Baru kemarin aku dapati invitation ke sebuah grup line berisikan
orang-orang yang pernah bersamaku di masa lalu. SD, sekolah dasar yang aku
cintai.
Begitu banyak kenangan yang kudapatkan dari sana. Kenangan masa kecil
yang masih polos senang bermain juga malas belajar.
Ketika kulihat siapa saja orang-orang di dalamnya,
Aku ingat persis siapa saja mulai dari rupa, sifat, hingga rajin
malasnya.
Aku ingat persis bagaimana mereka yang masih lugu mencoba mendewasakan
diri.
Aku ingat persis bagaimana rasa sayang mereka kepada para guru dulu.

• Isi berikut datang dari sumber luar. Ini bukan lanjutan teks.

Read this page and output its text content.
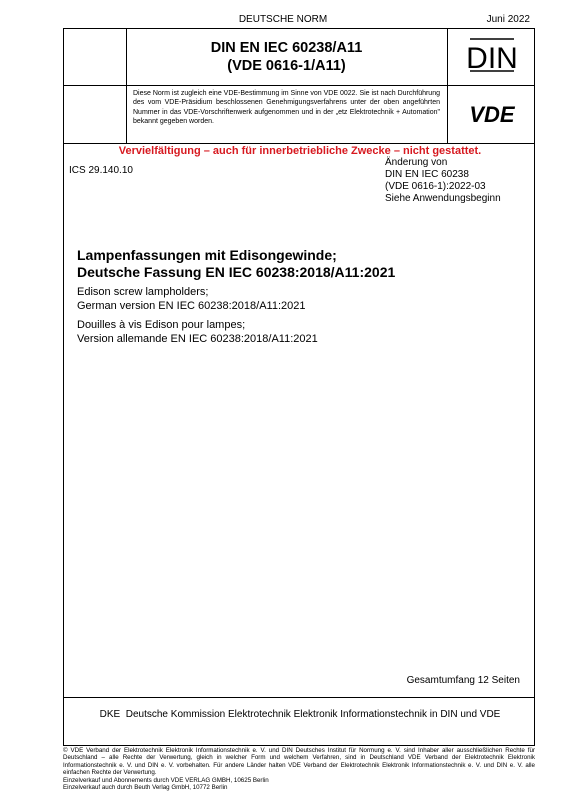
DEUTSCHE NORM	Juni 2022
DIN EN IEC 60238/A11
(VDE 0616-1/A11)	DIN
Diese Norm ist zugleich eine VDE-Bestimmung im Sinne von VDE 0022. Sie ist nach Durchführung des vom VDE-Präsidium beschlossenen Genehmigungsverfahrens unter der oben angeführten Nummer in das VDE-Vorschriftenwerk aufgenommen und in der „etz Elektrotechnik + Automation" bekannt gegeben worden.	VDE
Vervielfältigung – auch für innerbetriebliche Zwecke – nicht gestattet.
ICS 29.140.10
Änderung von
DIN EN IEC 60238
(VDE 0616-1):2022-03
Siehe Anwendungsbeginn
Lampenfassungen mit Edisongewinde;
Deutsche Fassung EN IEC 60238:2018/A11:2021
Edison screw lampholders;
German version EN IEC 60238:2018/A11:2021
Douilles à vis Edison pour lampes;
Version allemande EN IEC 60238:2018/A11:2021
Gesamtumfang 12 Seiten
DKE  Deutsche Kommission Elektrotechnik Elektronik Informationstechnik in DIN und VDE
© VDE Verband der Elektrotechnik Elektronik Informationstechnik e. V. und DIN Deutsches Institut für Normung e. V. sind Inhaber aller ausschließlichen Rechte für Deutschland – alle Rechte der Verwertung, gleich in welcher Form und welchem Verfahren, sind in Deutschland VDE Verband der Elektrotechnik Elektronik Informationstechnik e. V. und DIN e. V. vorbehalten. Für andere Länder halten VDE Verband der Elektrotechnik Elektronik Informationstechnik e. V. und DIN e. V. alle einfachen Rechte der Verwertung.
Einzelverkauf und Abonnements durch VDE VERLAG GMBH, 10625 Berlin
Einzelverkauf auch durch Beuth Verlag GmbH, 10772 Berlin
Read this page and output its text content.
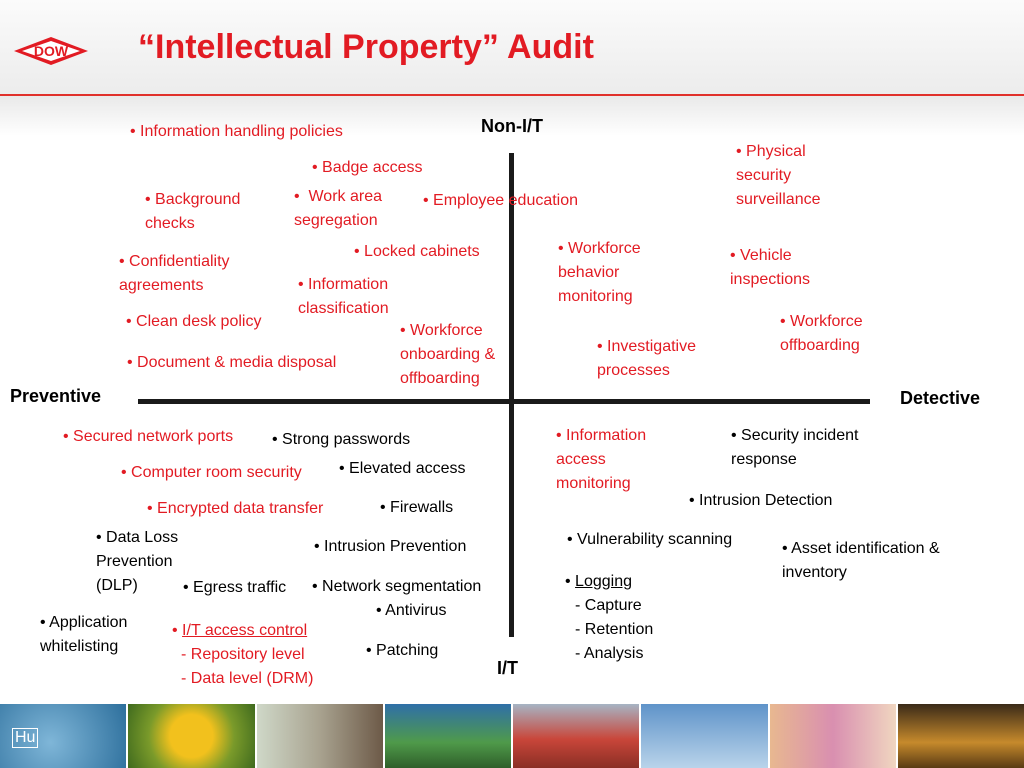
DOW “Intellectual Property” Audit
Non-I/T
I/T
Preventive	Detective
• Information handling policies
• Badge access
• Background
checks
•  Work area
segregation
• Employee education
• Physical
security
surveillance
• Locked cabinets	• Workforce
behavior
monitoring
• Confidentiality
agreements	• Information
classification
• Vehicle
inspections
• Clean desk policy
• Workforce
onboarding &
offboarding
• Workforce
offboarding
• Investigative
processes
• Document & media disposal
• Secured network ports • Strong passwords	• Information
access
monitoring
• Security incident
response
• Computer room security • Elevated access
• Intrusion Detection
• Encrypted data transfer	• Firewalls
• Data Loss
Prevention
(DLP)
• Intrusion Prevention	• Vulnerability scanning
• Asset identification &
inventory
• Egress traffic • Network segmentation
• Antivirus
• Application
whitelisting
• I/T access control
- Repository level
- Data level (DRM)
• Patching
• Logging
- Capture
- Retention
- Analysis
Hu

Aku ingat persis bagaimana mereka masuk telat, tidur, bercanda, hingga membuat onar di
kelas.
Aku ingat persis ekspresi para guru menghadapi mereka. Kepada yang
rajin, pintar, malas, dan bandel.
Lalu beberapa saat setelahnya muncullah rasa sedih.
Mengapa aku sedih?
Aku lihat foto profil orang-orang yang dulu adalah teman satu SD-ku
dulu, gaya bahasa yang digunakan, dan sikap yang ditonjolkan. Kemudian
aku dapati mereka berubah total 360ยบ dari masa SD dulu.
Tetapi untuk apa aku sedih melihatnya? Bukankah itu wajar saja kalau seseorang berubah
total setelah sekian lama?
Ini belumlah menjawab pertanyaan mengapa aku sedih.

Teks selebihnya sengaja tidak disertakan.